Nursing is also a hard job where the paycheck is nowhere near what doctors can earn.

Very few professions in the world earn anywhere near what doctors can earn.
That may be true elsewhere, but not in the US
Not hugely so. Teaching isn't paid megabucks but that's partly because it's a market for lemons - it's hard to tell a good one from a bad one (and people don't even agree in what it means to be educated, are facts or "critical thinking" more important, how about discipline vs temporary comfort) so there's no high paid super stars.

There is a stereotype that teachers are low paid. Somewhat .... but there's a slight premium on doing meaningful work.

The whole premise that women are paid far less is kind of wrong anyway (or at best another outdated stereotype).

Childless men and women make about the same amount.

Women with children work fewer hours and share finances with men who work more hours, and apparently this is an injustice.

Outside of low-population rural school districts, the idea that teachers are poorly paid --- at least for the last 30 years or so --- comes from people not understanding the value of a defined-benefit pension plan (and, if you want to go that far, that people don't understand the interplay between an annual salary and a huge number of days off work).
I think the holdiays are offset by the nature of the job - even the lasiest teachers actually have to show up and work, they don't just type "camera issue" in a WFH meeting then watch Netflix (or do something just as pointless and lazy in a face to face meeting).

If you're comparing teachers to nurses, sure nurses tend to have more pay but more hours and harder work. But most jobs that you can do with a BA in English (or any other degree that isn't either extremely competitive like medicine, or in a really high demand field right now), teachers get (at least) similar pay, for a similar amount of work (albeit compressed into the school calender). Especially if you consider benefits, as you point out.

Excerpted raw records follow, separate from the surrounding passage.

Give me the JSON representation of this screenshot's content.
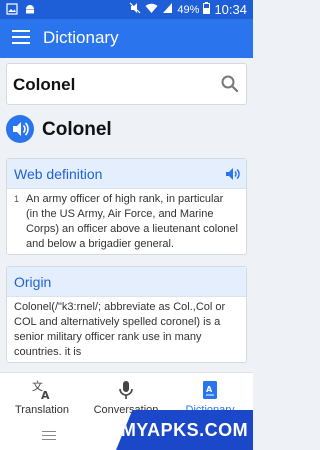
{
  "status_bar": {
    "left_icons": [
      "image-icon",
      "android-icon"
    ],
    "right_icons": [
      "mute-icon",
      "wifi-icon",
      "signal-icon",
      "battery-icon"
    ],
    "battery": "49%",
    "time": "10:34"
  },
  "app_bar": {
    "title": "Dictionary"
  },
  "search": {
    "value": "Colonel",
    "icon": "search-icon"
  },
  "entry": {
    "word": "Colonel",
    "speaker_icon": "speaker-icon"
  },
  "web_definition": {
    "heading": "Web definition",
    "items": [
      {
        "number": "1",
        "text": "An army officer of high rank, in particular (in the US Army, Air Force, and Marine Corps) an officer above a lieutenant colonel and below a brigadier general."
      }
    ]
  },
  "origin": {
    "heading": "Origin",
    "text": "Colonel(/\"k3:rnel/; abbreviate as Col.,Col or COL and alternatively spelled coronel) is a senior military  officer rank use in many countries. it is"
  },
  "bottom_nav": {
    "items": [
      {
        "label": "Translation",
        "icon": "translate-icon"
      },
      {
        "label": "Conversation",
        "icon": "microphone-icon"
      },
      {
        "label": "Dictionary",
        "icon": "dictionary-icon"
      }
    ]
  },
  "watermark": "MYAPKS.COM",
  "colors": {
    "primary": "#2a74ee",
    "status_bar": "#1e5fd8",
    "heading": "#1e63d6",
    "card_header": "#e5eefc"
  }
}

Could you be more specific? I don't know what you're referring to.
Almost certain OP is referring to the fact that nurses and teachers are not well-paid or respected in the US, which I'd like to note as well. Despite this, Public Health as a pseudo-STEM major nearly ranks with STEM fields in general for majors seen as "workplace-ready."

Maybe there are too many English majors (I honestly think the supply of careers is too low). But I think the "supply is greater than the demand" is possibly now more an explanatory argument for unemployment rates for Engineering and PT and other such quiescent majors. Certainly there are plenty of Ed majors for a field whose workers fled at pace earlier this decade.

Let's assume I'm teaching 25 or so Engl majors right now in a class with publishing as its central focus (hypothetically) at a state school. The students would neither be able to define "small press" nor name the big 5 - even the ones who just came back from AWP. The linked piece, I think, correctly names the romanticized vision of publishing that is divorced from understandings of the cost of living in NYC. I don't also think that college majors are actually all that itchy to get into editorial, whether or not they're all and every single one applying for the same pool of jobs.

If the claim is "nurses and teachers are poorly paid in the US", that claim is broadly false. K-12 teachers in major metro areas in the US have surprisingly generous comp packages: well above area median take-home salary with predictable ladders, very good benefits, and defined-benefit pension plans.

There are school districts where teachers are poorly compensated, but they aren't the norm over the population as a whole. Teachers are generally well-compensated.

Nursing, I don't know where to start.